A company's current net operating income is $16,800 and its average operating assets are $80,000. The company's required rate of return is 18%. A new project being considered would require an investment of $15,000 and would generate annual net operating income of $3,000. What is the residual income of the new project?
$300 Residual income = net operating income- (average operating assets * minimum required rate of return)=3,000-(15,000*.18)=3000-2,700=300
A. Hagos Corporation is working on its direct labor budget for the next two months.
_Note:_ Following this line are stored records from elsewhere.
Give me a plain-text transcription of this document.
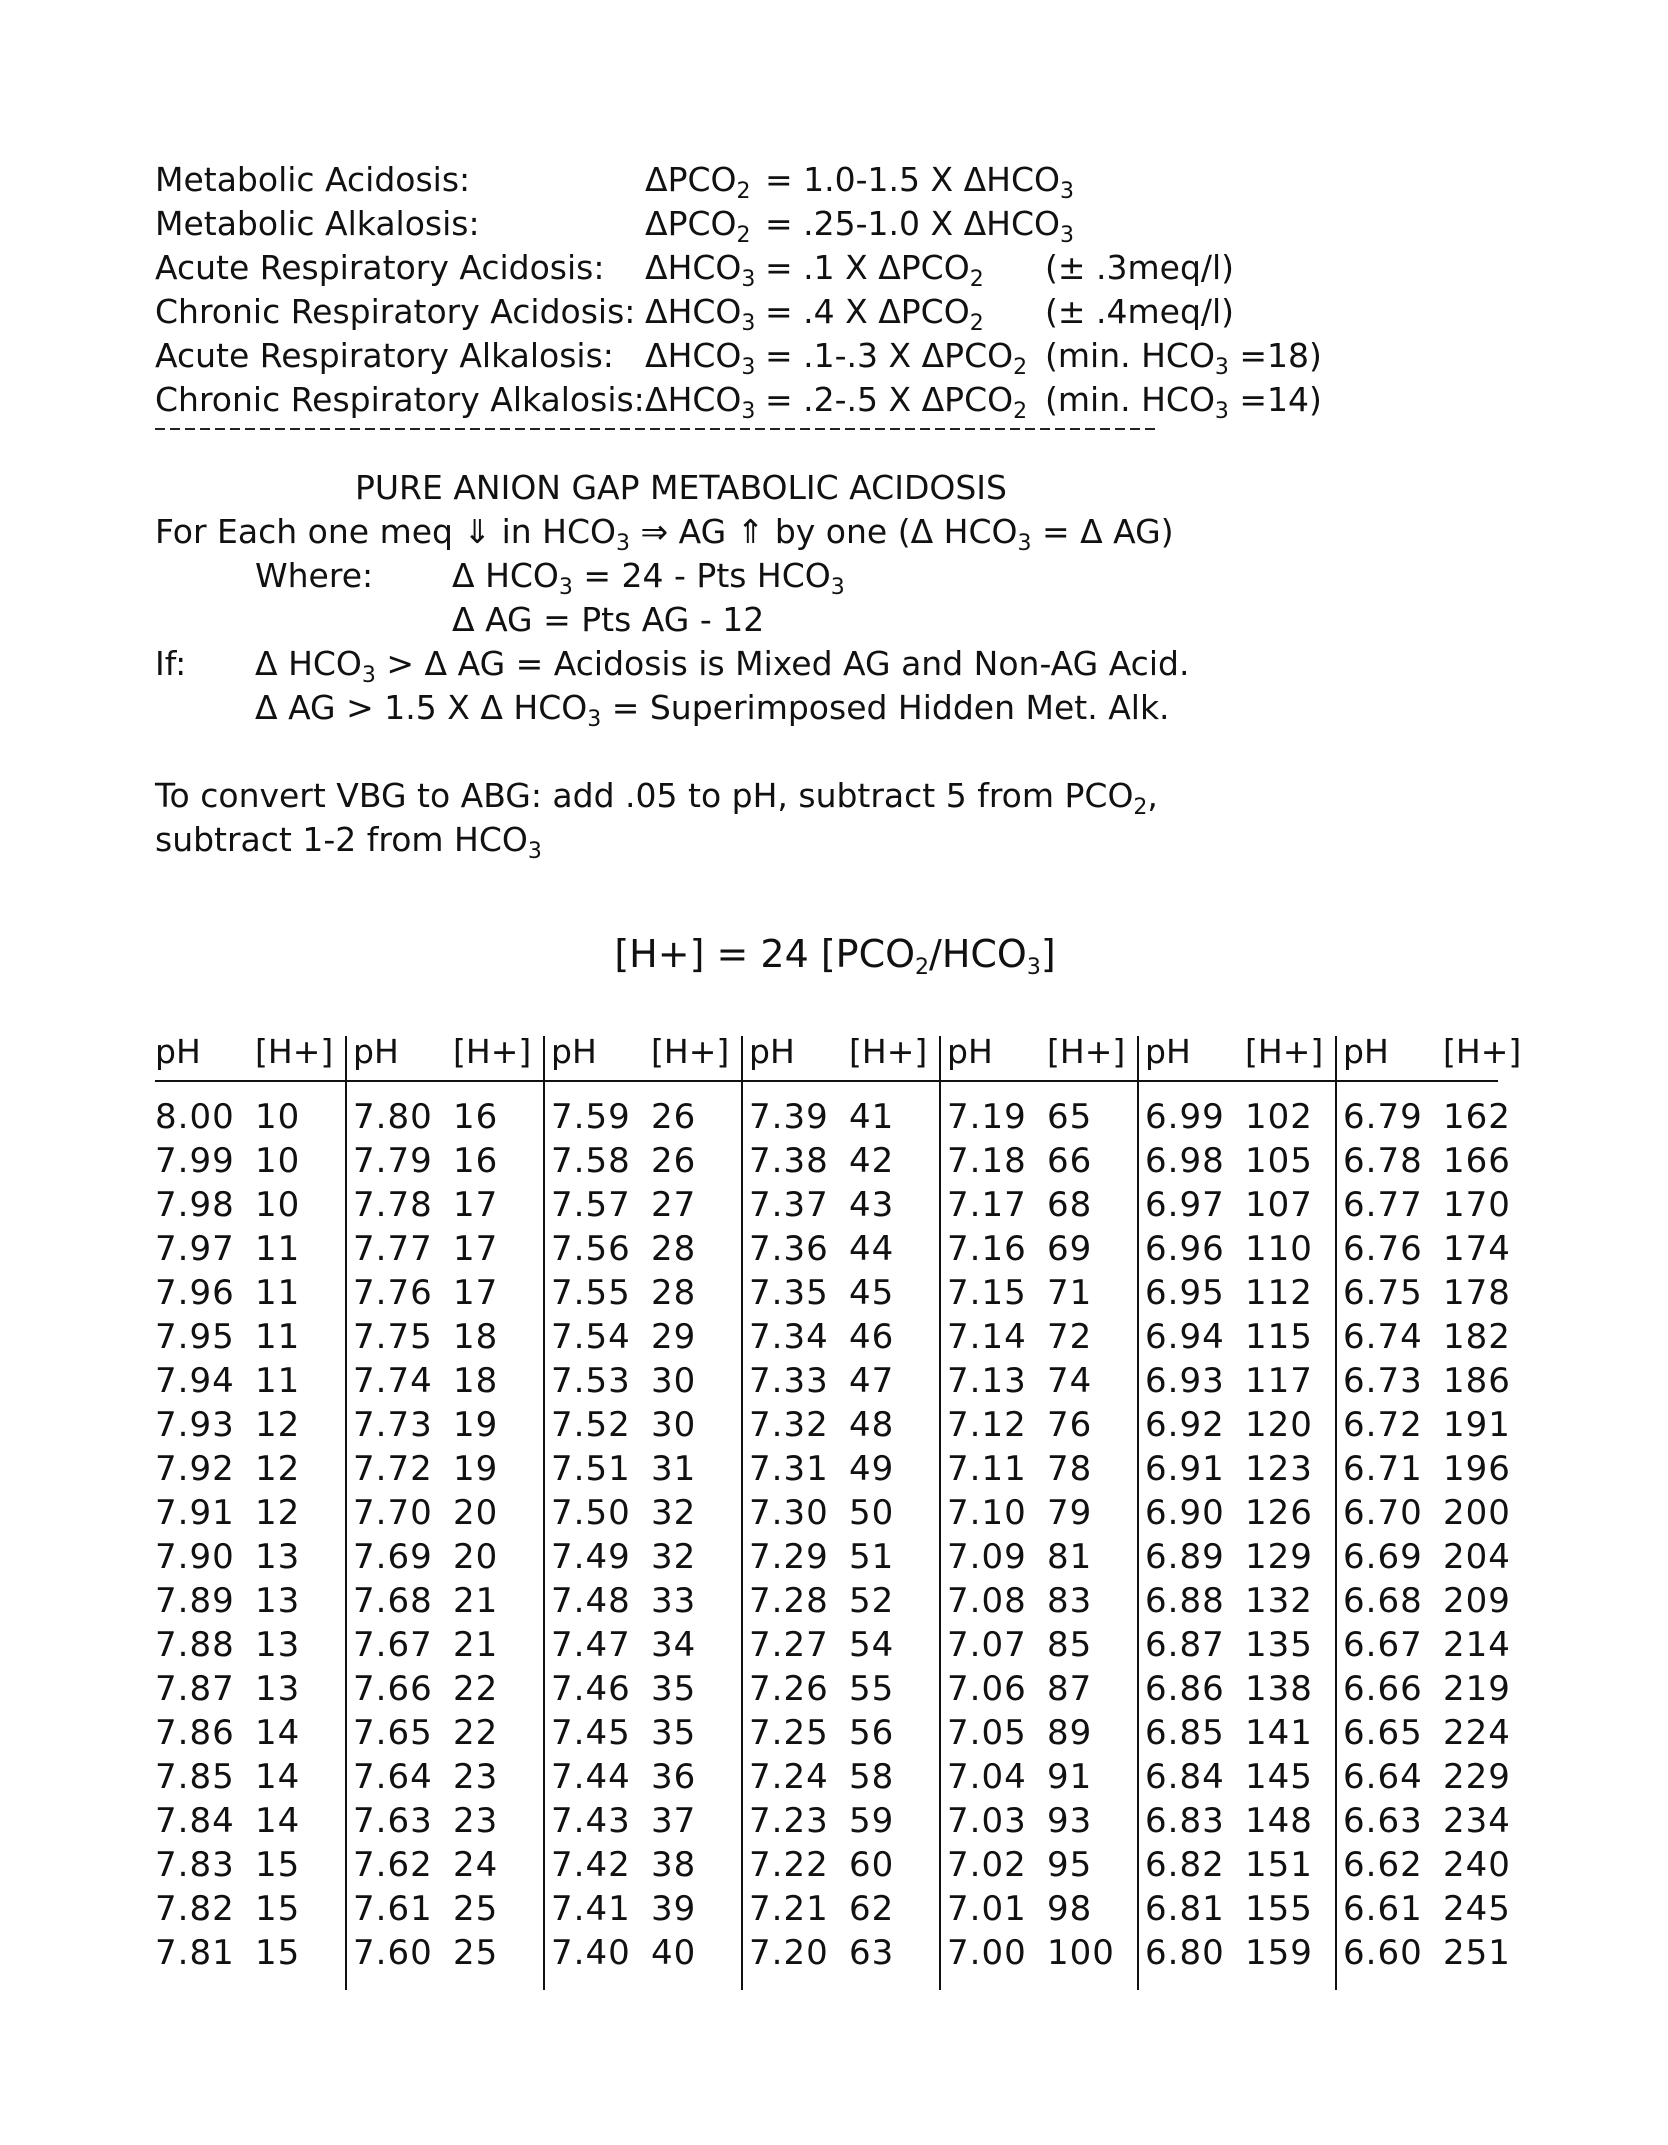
Metabolic Acidosis:	$\Delta PCO_2 = 1.0-1.5$ X $\Delta HCO_3$
Metabolic Alkalosis:	$\Delta PCO_2 = .25-1.0$ X $\Delta HCO_3$
Acute Respiratory Acidosis: $\Delta HCO_3 = .1$ X $\Delta PCO_2$ (± .3meq/l)
Chronic Respiratory Acidosis: $\Delta HCO_3 = .4$ X $\Delta PCO_2$ (± .4meq/l)
Acute Respiratory Alkalosis: $\Delta HCO_3 = .1-.3$ X $\Delta PCO_2$ (min. $HCO_3 =18$)
Chronic Respiratory Alkalosis: $\Delta HCO_3 = .2-.5$ X $\Delta PCO_2$ (min. $HCO_3 =14$)
PURE ANION GAP METABOLIC ACIDOSIS
For Each one meq ⇓ in $HCO_3$ ⇒ AG ⇑ by one (Δ $HCO_3 = \Delta$ AG)
Where: Δ $HCO_3 = 24$ - Pts $HCO_3$
Δ AG = Pts AG - 12
If: Δ $HCO_3 > \Delta$ AG = Acidosis is Mixed AG and Non-AG Acid.
Δ AG > 1.5 X Δ $HCO_3$ = Superimposed Hidden Met. Alk.
To convert VBG to ABG: add .05 to pH, subtract 5 from $PCO_2$,
subtract 1-2 from $HCO_3$
[H+] = 24 $[PCO_2/HCO_3]$
pH [H+] pH [H+] pH [H+] pH [H+] pH [H+] pH [H+] pH [H+]
8.00 10
7.99 10
7.98 10
7.97 11
7.96 11
7.95 11
7.94 11
7.93 12
7.92 12
7.91 12
7.90 13
7.89 13
7.88 13
7.87 13
7.86 14
7.85 14
7.84 14
7.83 15
7.82 15
7.81 15
7.80 16
7.79 16
7.78 17
7.77 17
7.76 17
7.75 18
7.74 18
7.73 19
7.72 19
7.70 20
7.69 20
7.68 21
7.67 21
7.66 22
7.65 22
7.64 23
7.63 23
7.62 24
7.61 25
7.60 25
7.59 26
7.58 26
7.57 27
7.56 28
7.55 28
7.54 29
7.53 30
7.52 30
7.51 31
7.50 32
7.49 32
7.48 33
7.47 34
7.46 35
7.45 35
7.44 36
7.43 37
7.42 38
7.41 39
7.40 40
7.39 41
7.38 42
7.37 43
7.36 44
7.35 45
7.34 46
7.33 47
7.32 48
7.31 49
7.30 50
7.29 51
7.28 52
7.27 54
7.26 55
7.25 56
7.24 58
7.23 59
7.22 60
7.21 62
7.20 63
7.19 65
7.18 66
7.17 68
7.16 69
7.15 71
7.14 72
7.13 74
7.12 76
7.11 78
7.10 79
7.09 81
7.08 83
7.07 85
7.06 87
7.05 89
7.04 91
7.03 93
7.02 95
7.01 98
7.00 100
6.99 102
6.98 105
6.97 107
6.96 110
6.95 112
6.94 115
6.93 117
6.92 120
6.91 123
6.90 126
6.89 129
6.88 132
6.87 135
6.86 138
6.85 141
6.84 145
6.83 148
6.82 151
6.81 155
6.80 159
6.79 162
6.78 166
6.77 170
6.76 174
6.75 178
6.74 182
6.73 186
6.72 191
6.71 196
6.70 200
6.69 204
6.68 209
6.67 214
6.66 219
6.65 224
6.64 229
6.63 234
6.62 240
6.61 245
6.60 251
Each unit of output requires 0.84 direct labor-hours. The direct labor rate is $9.40 per direct labor-hour. The production budget calls for producing 2,100 units in June and 1,900 units in July. If the direct labor work force is fully adjusted to the total direct labor-hours needed each month, what would be the total combined direct labor cost for the two months?
$31,584.00 The Direct Labor cost for June and July is for 2100 + 1900 units = 4000 units. The labor for these units is .84 DLH per unit * 4000 = 3360 DLH. The amount employees are paid for 3360 hours is 3360 * 9.40 = 31,584
Cockriel Inc., which produces a single product, has provided the following data for its most recent month of operations: Number of units produced - 8,000 Variable costs per unit: Direct materials - $14 Direct labor - $22 Variable MO - $1 Variable S&A - $6 Fixed costs Fixed MO - $88,000 Fixed S&A expense - $608,000 There were no beginning or ending inventories. The variable costing unit product cost was:
$37 Variable costing of the product includes only the Direct materials, direct labor and variable manufacturing overhead costs of $14 + $22 + $1 = $37. Selling and administrative expenses are not product costs. Fixed costs are not considered product costs in Variable Costing.
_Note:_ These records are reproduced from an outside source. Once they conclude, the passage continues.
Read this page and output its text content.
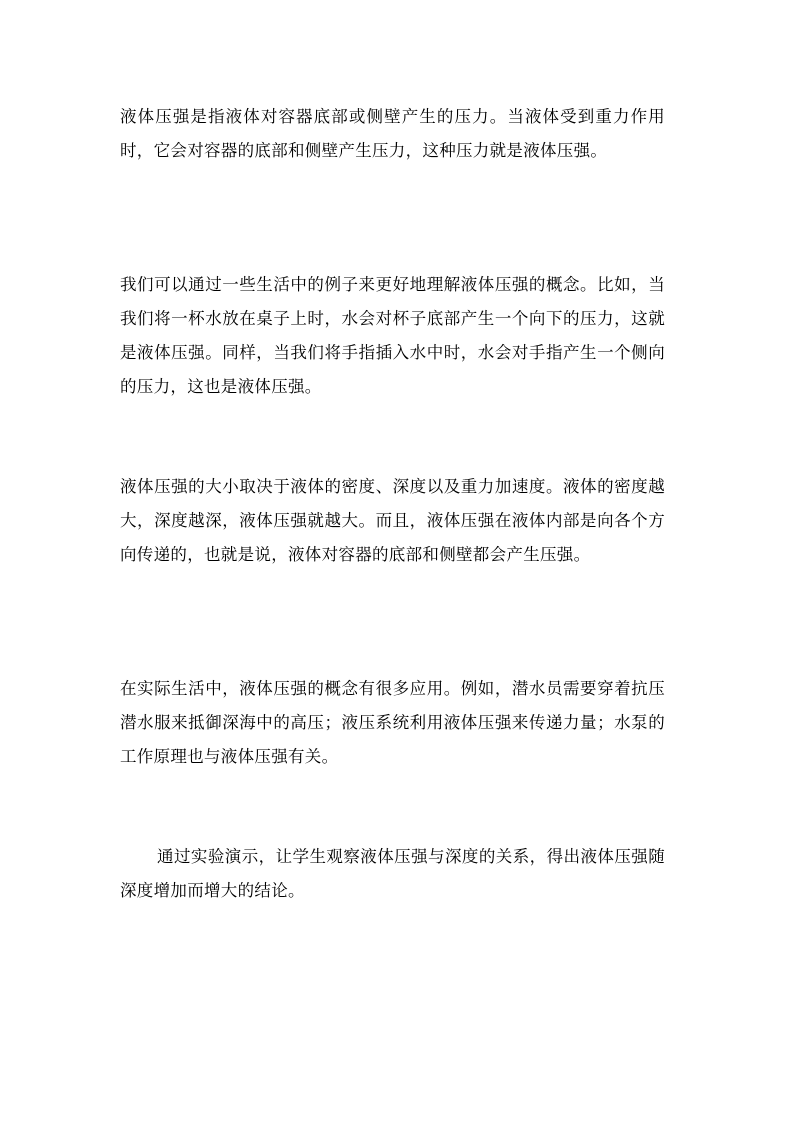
液体压强是指液体对容器底部或侧壁产生的压力。当液体受到重力作用时，它会对容器的底部和侧壁产生压力，这种压力就是液体压强。

我们可以通过一些生活中的例子来更好地理解液体压强的概念。比如，当我们将一杯水放在桌子上时，水会对杯子底部产生一个向下的压力，这就是液体压强。同样，当我们将手指插入水中时，水会对手指产生一个侧向的压力，这也是液体压强。

液体压强的大小取决于液体的密度、深度以及重力加速度。液体的密度越大，深度越深，液体压强就越大。而且，液体压强在液体内部是向各个方向传递的，也就是说，液体对容器的底部和侧壁都会产生压强。

在实际生活中，液体压强的概念有很多应用。例如，潜水员需要穿着抗压潜水服来抵御深海中的高压；液压系统利用液体压强来传递力量；水泵的工作原理也与液体压强有关。

通过实验演示，让学生观察液体压强与深度的关系，得出液体压强随深度增加而增大的结论。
Last month 75,000 pounds of direct material were purchased and 71,000 pounds were used. If the actual purchase price per pound was $0.50 more than the standard purchase price per pound, then the materials price variance was:
$37,500 U The material price variance = the difference in price between standard price per pound and actual price per pound times the amount purchased. .50 * 75000 = 37500. This is unfavorable because actual purchase price is more.
Sugiki Corporation has two divisions: the Alpha Division and the Delta Division. The Alpha Division has sales of $820,000, variable expenses of $369,000, and traceable fixed expenses of $347,300. The Delta Division has sales of $460,000, variable expenses of $294,400, and traceable fixed expenses of $134,100. The total amount of common fixed expenses not traceable to the individual divisions is $97,300. What is the company's net operating income?
$37,900 Net Operating income is calculated as the sum of all of the segment margins less common fixed expenses. The segment margin for Alpha = 820000-369000-347300=103700. The segment margin for Delta = 460000-294400-134100=31,500. Net Operating income = 103700 + 31,500-97,300=37,900.
MacPhail Corporation manufactures and sells a single product. The company uses units as the measure of activity in its budgets and performance reports. During April, the company budgeted for 5,600 units, but its actual level of activity was 5,650 units. The company has provided the following data concerning the formulas used in its budgeting and its actual results for April:Data used in budgeting: Actual results for April: Variable - $43.90 Direct labor - 0-6.50 Direct Materials -0-19.10 Manufacturing overhead - 37,800-1.90 S&A expenses - 23,900-.60 Total expenses - 61,700-28.10 Actual results Revenue - $244,195 direct labor - $36,105 direct materials - $110,175 MO -$47,565 S&A expenses - $27,660 The overall revenue and spending variance (i.e., the variance for net operating income in the revenue and spending variance column on the flexible budget performance report) for April would be closest to:
$4,880 F The Flexible Budget NOI= (43.90-28.10)*5650-61700=27570; The actual NOI = 244195-36105-110175-47565-27660=22690; The difference between the flexible budget and the actual results is 4,880. This is unfavorable because the actual income is less than the flexible budget income.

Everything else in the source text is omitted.